The critical timing is Tchdh. To guarantee no bus contention, the CPU drivers have to deassert before the bus buffer is enabled.
Is the FLASH the only device on the external bus? You would normally use Chip Select gated with R/W to drive bus buffers, and only drive inwards on Read AND Chip Select.
Watch out for Interrupts. They run a "CPU Space Cycle" on the external bus. If you have the external buffer defaulting to driving the bus when there isn't a Write Cycle then this might cause problems.

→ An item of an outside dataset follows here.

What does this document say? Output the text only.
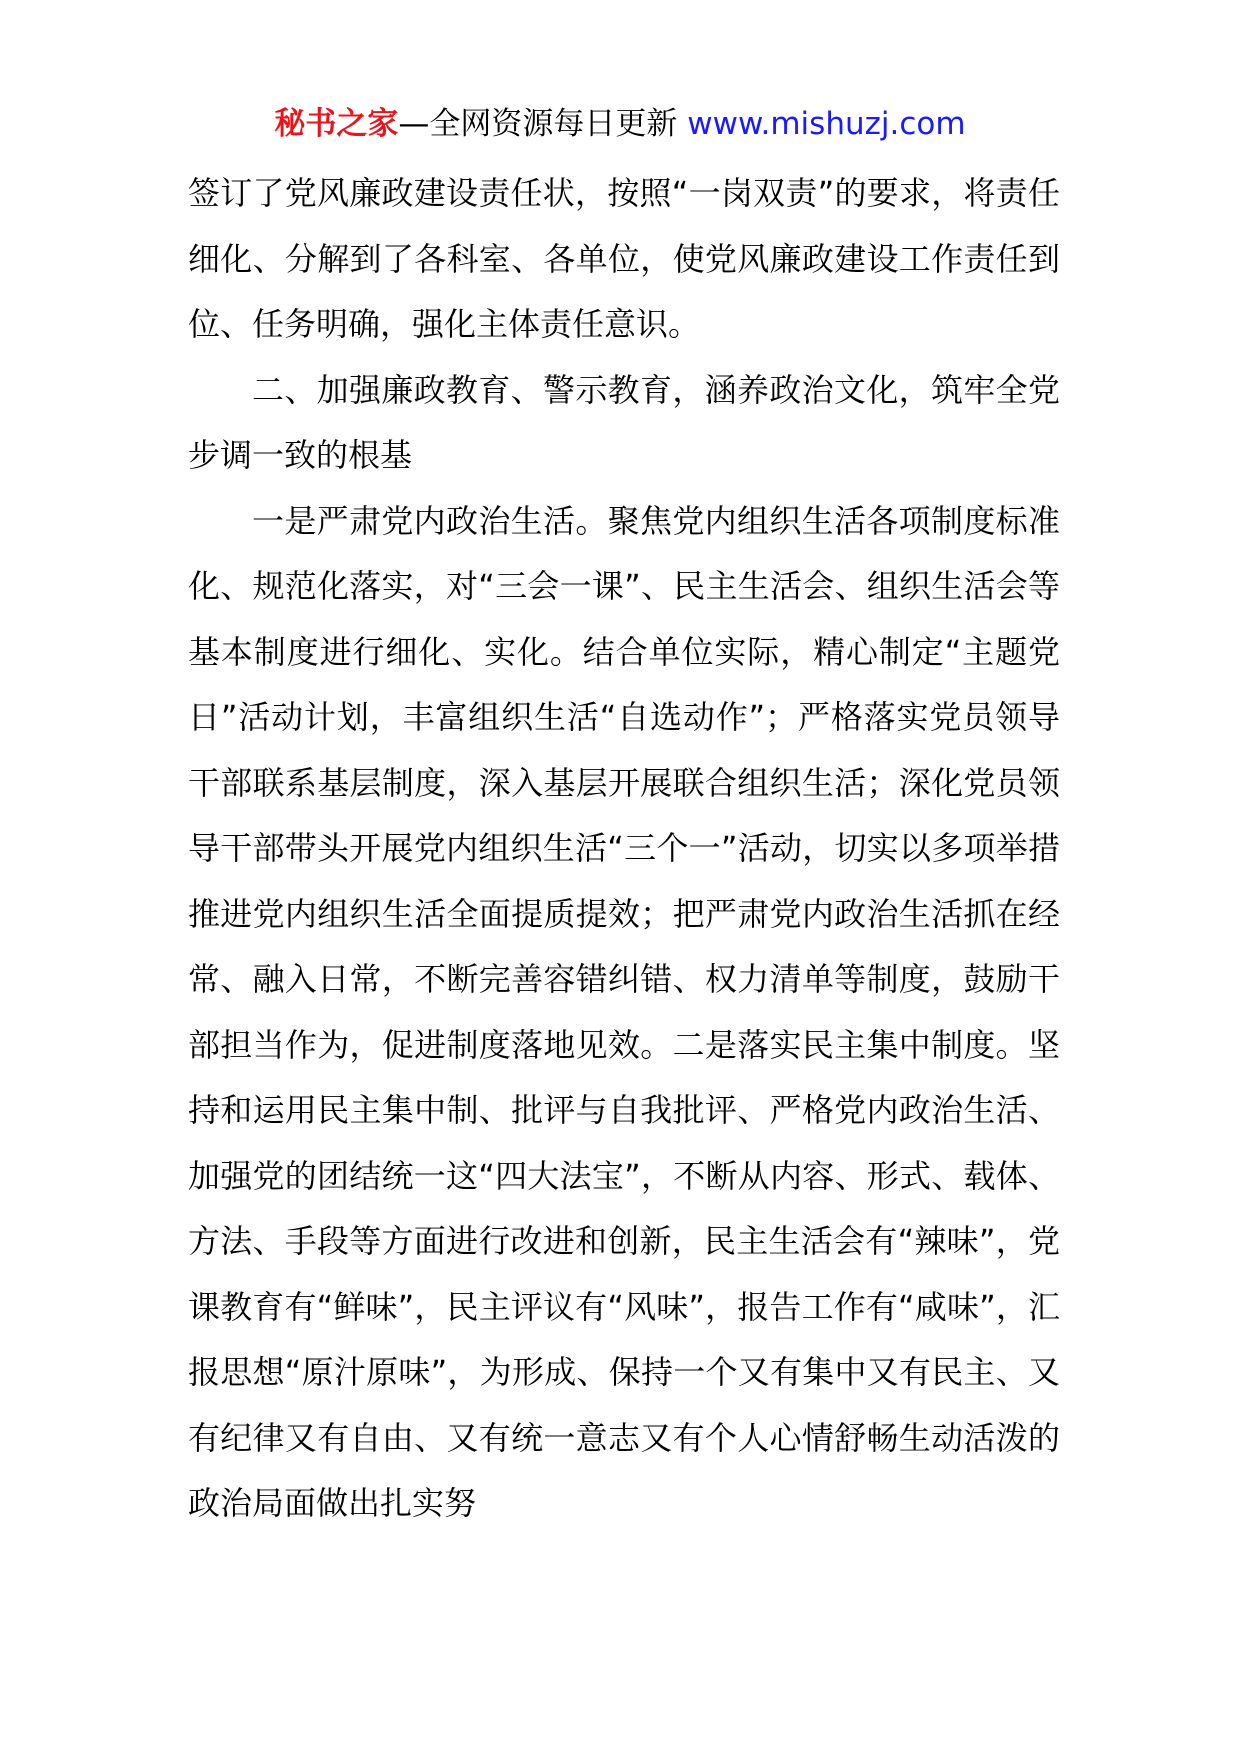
秘书之家—全网资源每日更新 www.mishuzj.com

签订了党风廉政建设责任状，按照“一岗双责”的要求，将责任细化、分解到了各科室、各单位，使党风廉政建设工作责任到位、任务明确，强化主体责任意识。

二、加强廉政教育、警示教育，涵养政治文化，筑牢全党步调一致的根基

一是严肃党内政治生活。聚焦党内组织生活各项制度标准化、规范化落实，对“三会一课”、民主生活会、组织生活会等基本制度进行细化、实化。结合单位实际，精心制定“主题党日”活动计划，丰富组织生活“自选动作”；严格落实党员领导干部联系基层制度，深入基层开展联合组织生活；深化党员领导干部带头开展党内组织生活“三个一”活动，切实以多项举措推进党内组织生活全面提质提效；把严肃党内政治生活抓在经常、融入日常，不断完善容错纠错、权力清单等制度，鼓励干部担当作为，促进制度落地见效。二是落实民主集中制度。坚持和运用民主集中制、批评与自我批评、严格党内政治生活、加强党的团结统一这“四大法宝”，不断从内容、形式、载体、方法、手段等方面进行改进和创新，民主生活会有“辣味”，党课教育有“鲜味”，民主评议有“风味”，报告工作有“咸味”，汇报思想“原汁原味”，为形成、保持一个又有集中又有民主、又有纪律又有自由、又有统一意志又有个人心情舒畅生动活泼的政治局面做出扎实努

Find the sentence in the SIM chapter that says "If multiple chip-selects are to be used to provide control signals to a single device...". You can program multiple chip-selects to assert simultaneously as different control signals for the same transfer. You might be able to program a spare chip-select or two to generate the buffer control signals.
In general, the bus interface is synchronous. Signals transition after the clock edges in the diagrams. The timing values that you are looking at that seem to be contradictory are the "worst case delay buildup" with the first signal running late and the second signal running early at worst-case capacitive loads and so on.
These chips have been used in designs where there are more memory chips than the CPU can driver on its own, therefore requiring external bus buffering. It would be worth trying to find the schematics of any development board designed like this to see how they handled the external bus buffering logic.
Look at Figure 1 on this diagram. I'm asking "why are they tying CS and RW into that gate?". Answering that might help with your question.